From the diner’s perspective, it may not be immediately clear why one table of twenty diners is more difficult to serve than five tables with four diners each. Twenty people is twenty people, right?

Not exactly.

“Kitchens are never built, unfortunately, to actually feed every table at the same time,” Scheffer explains. “The grill space or the number of burners that you have, and the number of staff that you have, is really aligned with how much food you can produce at once, so a lot of times we’re controlling the flow.”

Controlling the flow ensures that diners at individual tables get each course at the same time and that a steady stream of food is coming out of the kitchen. Restaurants manage this by staggering seating (which is why you may have a 15-minute wait even though there are empty tables) and spacing food production. Groups of diners interrupt that steady stream by pulling the kitchen’s attention away from the entire dining room and focusing it on a single table.

“We’re trying to provide a great experience for all of our guests, and if a kitchen is focusing on a table of twenty, the rest of the restaurant’s tables are waiting for that food to come out,” says Smith. “The line, each station, is focused only on that table for the most part. There isn’t a trickle of food coming out.”

To alleviate that bottleneck, restaurants typically require that groups make reservations well in advance of their arrival, often long before tourist season even begins. That helps guarantee they’re not overextending themselves on any given night.
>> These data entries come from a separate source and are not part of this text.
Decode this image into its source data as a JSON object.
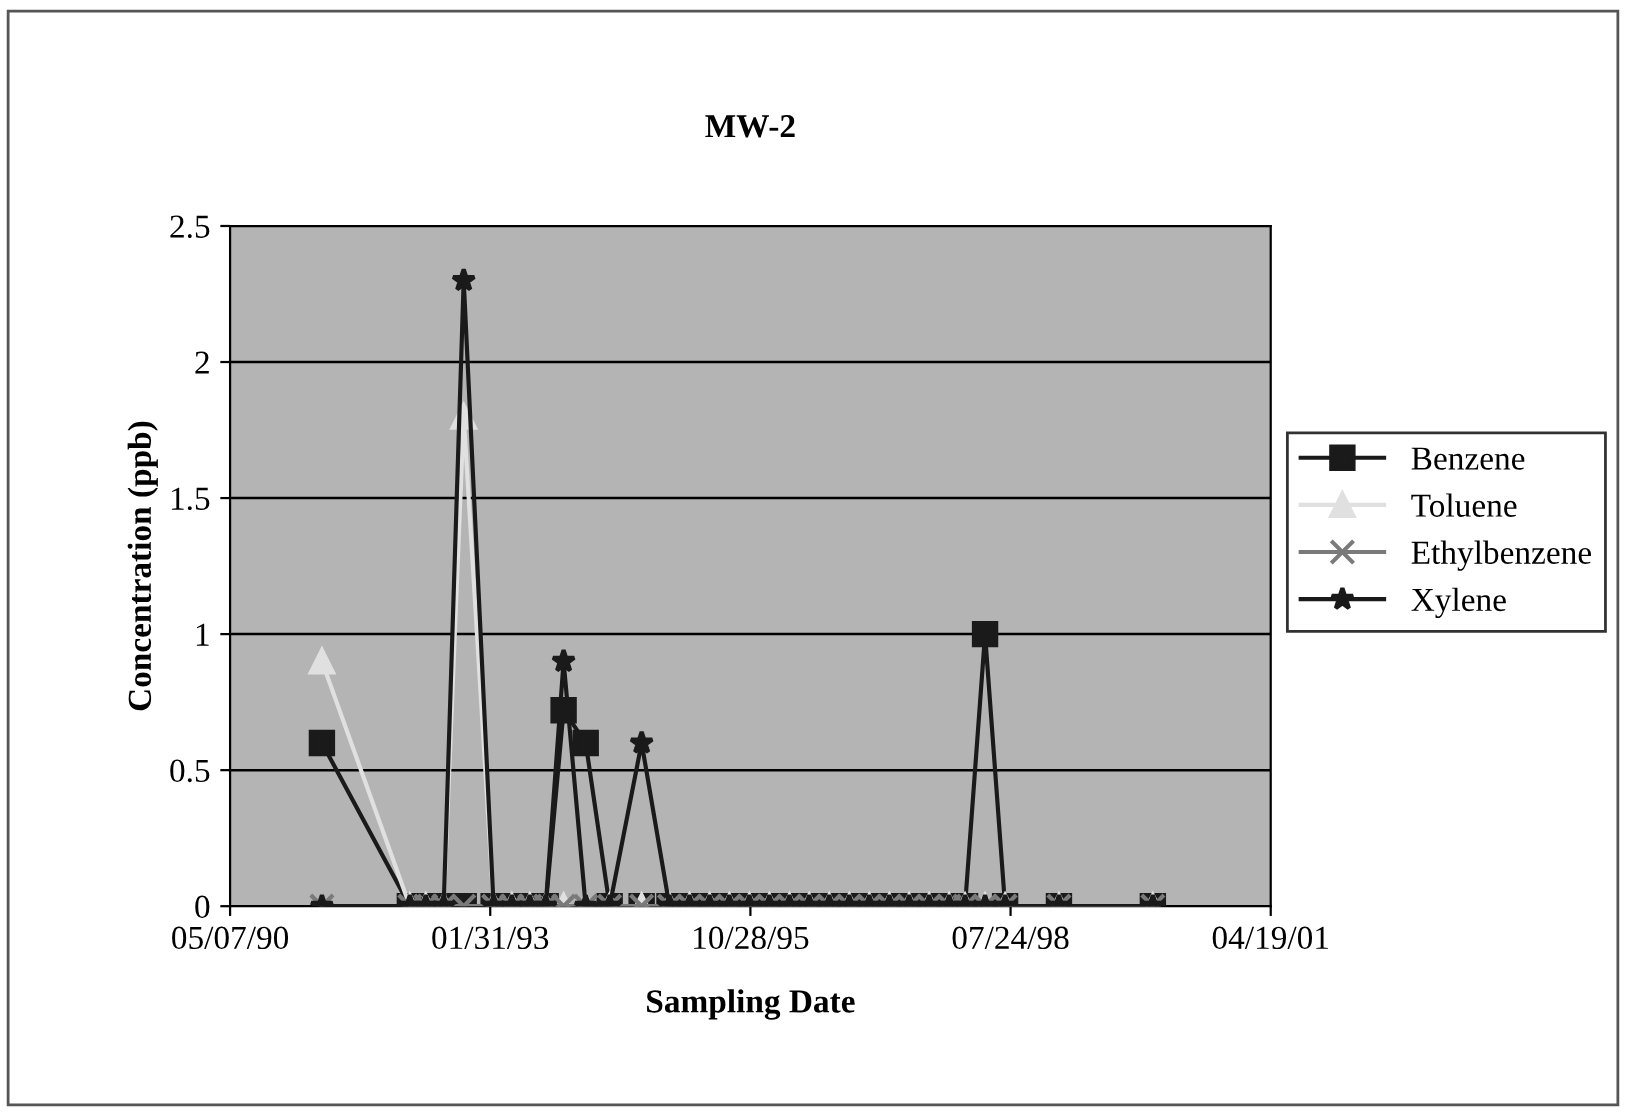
{
  "chart_data": {
    "type": "line",
    "title": "MW-2",
    "xlabel": "Sampling Date",
    "ylabel": "Concentration (ppb)",
    "x": [
      "1991-04-25",
      "1992-03-28",
      "1992-05-28",
      "1992-08-05",
      "1992-10-21",
      "1993-02-13",
      "1993-04-24",
      "1993-07-02",
      "1993-09-01",
      "1993-11-09",
      "1994-02-02",
      "1994-05-05",
      "1994-09-05",
      "1994-12-21",
      "1995-03-08",
      "1995-05-24",
      "1995-08-08",
      "1995-10-24",
      "1996-01-09",
      "1996-03-26",
      "1996-06-10",
      "1996-08-26",
      "1996-11-11",
      "1997-01-27",
      "1997-04-14",
      "1997-06-29",
      "1997-09-14",
      "1997-11-30",
      "1998-01-30",
      "1998-04-17",
      "1998-07-03",
      "1999-01-26",
      "2000-01-22"
    ],
    "series": [
      {
        "name": "Benzene",
        "color": "#1a1a1a",
        "marker": "square",
        "values": [
          0.6,
          0,
          0,
          0,
          0,
          0,
          0,
          0,
          0,
          0.72,
          0.6,
          0,
          0,
          0,
          0,
          0,
          0,
          0,
          0,
          0,
          0,
          0,
          0,
          0,
          0,
          0,
          0,
          0,
          0,
          1.0,
          0,
          0,
          0
        ]
      },
      {
        "name": "Toluene",
        "color": "#e0e0e0",
        "marker": "triangle",
        "values": [
          0.9,
          0,
          0,
          0,
          1.8,
          0,
          0,
          0,
          0,
          0,
          0,
          0,
          0,
          0,
          0,
          0,
          0,
          0,
          0,
          0,
          0,
          0,
          0,
          0,
          0,
          0,
          0,
          0,
          0,
          0,
          0,
          0,
          0
        ]
      },
      {
        "name": "Ethylbenzene",
        "color": "#7a7a7a",
        "marker": "cross",
        "values": [
          0,
          0,
          0,
          0,
          0,
          0,
          0,
          0,
          0,
          0,
          0,
          0,
          0,
          0,
          0,
          0,
          0,
          0,
          0,
          0,
          0,
          0,
          0,
          0,
          0,
          0,
          0,
          0,
          0,
          0,
          0,
          0,
          0
        ]
      },
      {
        "name": "Xylene",
        "color": "#1a1a1a",
        "marker": "star",
        "values": [
          0,
          0,
          0,
          0,
          2.3,
          0,
          0,
          0,
          0,
          0.9,
          0,
          0,
          0.6,
          0,
          0,
          0,
          0,
          0,
          0,
          0,
          0,
          0,
          0,
          0,
          0,
          0,
          0,
          0,
          0,
          0,
          0,
          0,
          0
        ]
      }
    ],
    "xlim": [
      "1990-05-07",
      "2001-04-19"
    ],
    "xticks": [
      {
        "value": "1990-05-07",
        "label": "05/07/90"
      },
      {
        "value": "1993-01-31",
        "label": "01/31/93"
      },
      {
        "value": "1995-10-28",
        "label": "10/28/95"
      },
      {
        "value": "1998-07-24",
        "label": "07/24/98"
      },
      {
        "value": "2001-04-19",
        "label": "04/19/01"
      }
    ],
    "ylim": [
      0,
      2.5
    ],
    "yticks": [
      0,
      0.5,
      1,
      1.5,
      2,
      2.5
    ],
    "grid": "y",
    "legend": "right",
    "line_style": "solid"
  }
}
“At the beginning of the season I just have to map out where these tour companies are going to go and check availability,” says Rinck. “Then we pin them in where we can.”

Demand, but Little Supply

Getting seafood, meat, produce, and other essentials to Denali Park has always been a challenge. National food supply chain issues haven’t helped.
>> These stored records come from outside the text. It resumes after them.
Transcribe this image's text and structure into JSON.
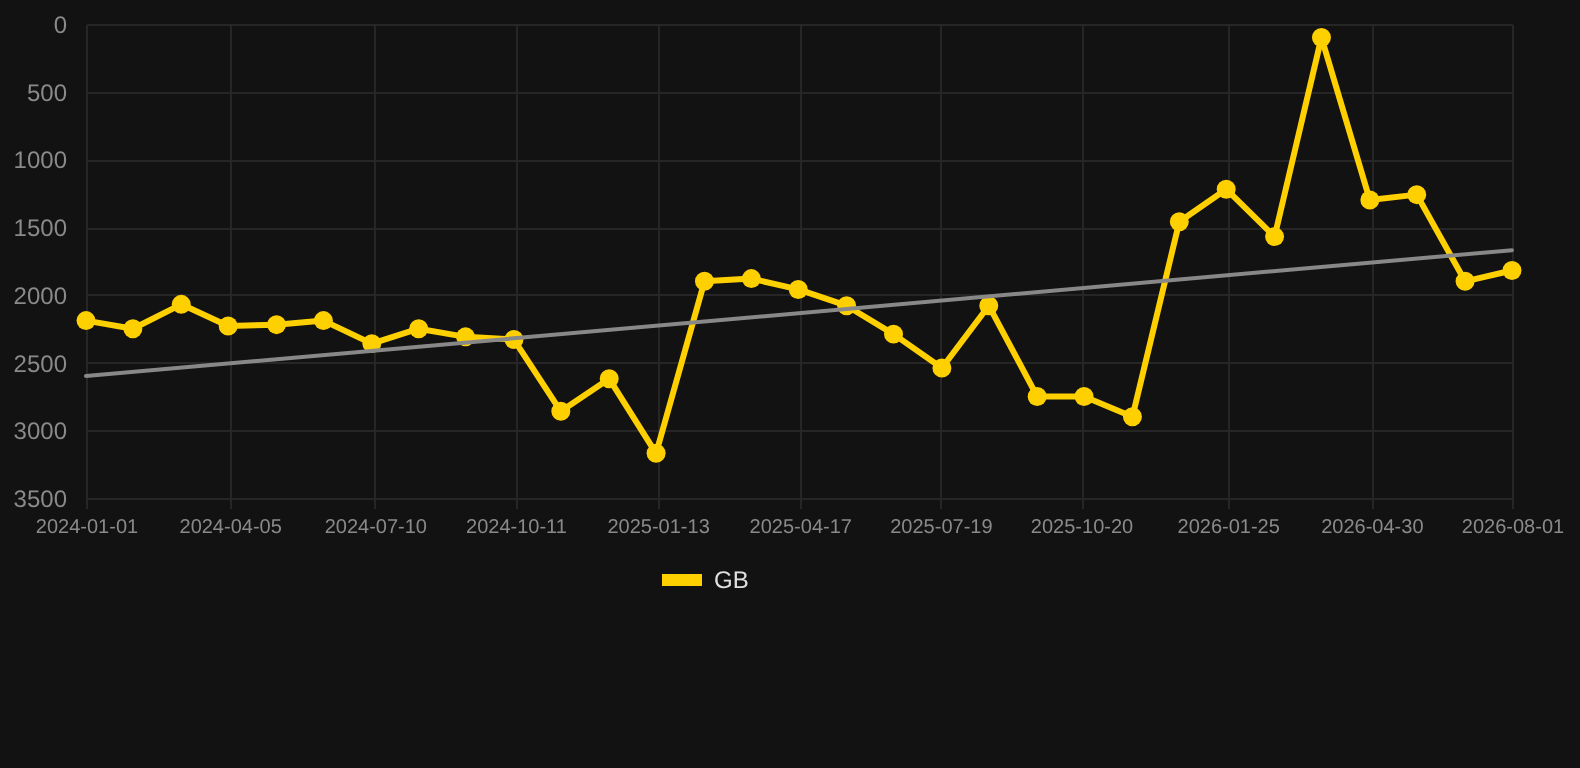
{
  "chart_data": {
    "type": "line",
    "x": [
      "2024-01-01",
      "2024-02-01",
      "2024-03-04",
      "2024-04-04",
      "2024-05-06",
      "2024-06-06",
      "2024-07-08",
      "2024-08-08",
      "2024-09-08",
      "2024-10-10",
      "2024-11-10",
      "2024-12-12",
      "2025-01-12",
      "2025-02-13",
      "2025-03-16",
      "2025-04-16",
      "2025-05-18",
      "2025-06-18",
      "2025-07-20",
      "2025-08-20",
      "2025-09-21",
      "2025-10-22",
      "2025-11-23",
      "2025-12-24",
      "2026-01-24",
      "2026-02-25",
      "2026-03-28",
      "2026-04-29",
      "2026-05-30",
      "2026-07-01",
      "2026-08-01"
    ],
    "series": [
      {
        "name": "GB",
        "color": "#ffd000",
        "marker": "circle",
        "values": [
          2190,
          2250,
          2070,
          2230,
          2220,
          2190,
          2360,
          2250,
          2310,
          2330,
          2860,
          2620,
          3170,
          1900,
          1880,
          1960,
          2080,
          2290,
          2540,
          2080,
          2750,
          2750,
          2900,
          1460,
          1220,
          1570,
          100,
          1300,
          1260,
          1900,
          1820
        ]
      },
      {
        "type": "line",
        "color": "#888888",
        "marker": "none",
        "x": [
          "2024-01-01",
          "2026-08-01"
        ],
        "values": [
          2600,
          1670
        ]
      }
    ],
    "xlim": [
      "2024-01-01",
      "2026-08-01"
    ],
    "xticks": [
      "2024-01-01",
      "2024-04-05",
      "2024-07-10",
      "2024-10-11",
      "2025-01-13",
      "2025-04-17",
      "2025-07-19",
      "2025-10-20",
      "2026-01-25",
      "2026-04-30",
      "2026-08-01"
    ],
    "ylim": [
      3500,
      0
    ],
    "yticks": [
      0,
      500,
      1000,
      1500,
      2000,
      2500,
      3000,
      3500
    ],
    "grid": true,
    "legend": "bottom",
    "line_style": "solid"
  }
}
“Unfortunately, there are only so many purveyors that supply Alaska,” Scheffer says. Last season, he says Alpenglow Restaurant was on a two-week hold for gluten-free panko, went ten days without bananas, and, when they did have produce, the quality was less than desirable.

“These are constant things that we’re trying to source by running to Fairbanks, driving two hours in a vehicle to buy all the bananas at Costco,” he says.

Logistical relationships with vendors have helped. For example, since 2010 Northern Hospitality Group has been getting its halibut from Kachemak Bay delivered via DiTomaso Produce Company in Anchorage, alongside regular orders of vegetables and fruits. But McCarthy says sometimes the items are unavailable, forcing his restaurants to adapt the menu.

Staffing shortages have also complicated restaurants’ ability to get supplies.

“Trucks weren’t able to get to the location to make the delivery because they didn’t have drivers or hours,” Smith says. “So we would not be getting product at all.”

Due to difficulty with their own staffing, too, restaurants had to adjust, whether it was increasing wages, modifying hours, paring down the menu, or switching to a buffet breakfast because there wasn’t enough staff to provide plated service.

The restaurants’ response in the face of these challenges, and the nimbleness with which they continue to handle them, serve as good advice for diners.

Smith says, “Being flexible and knowing it’s all part of the Alaskan adventure are part of the requirements.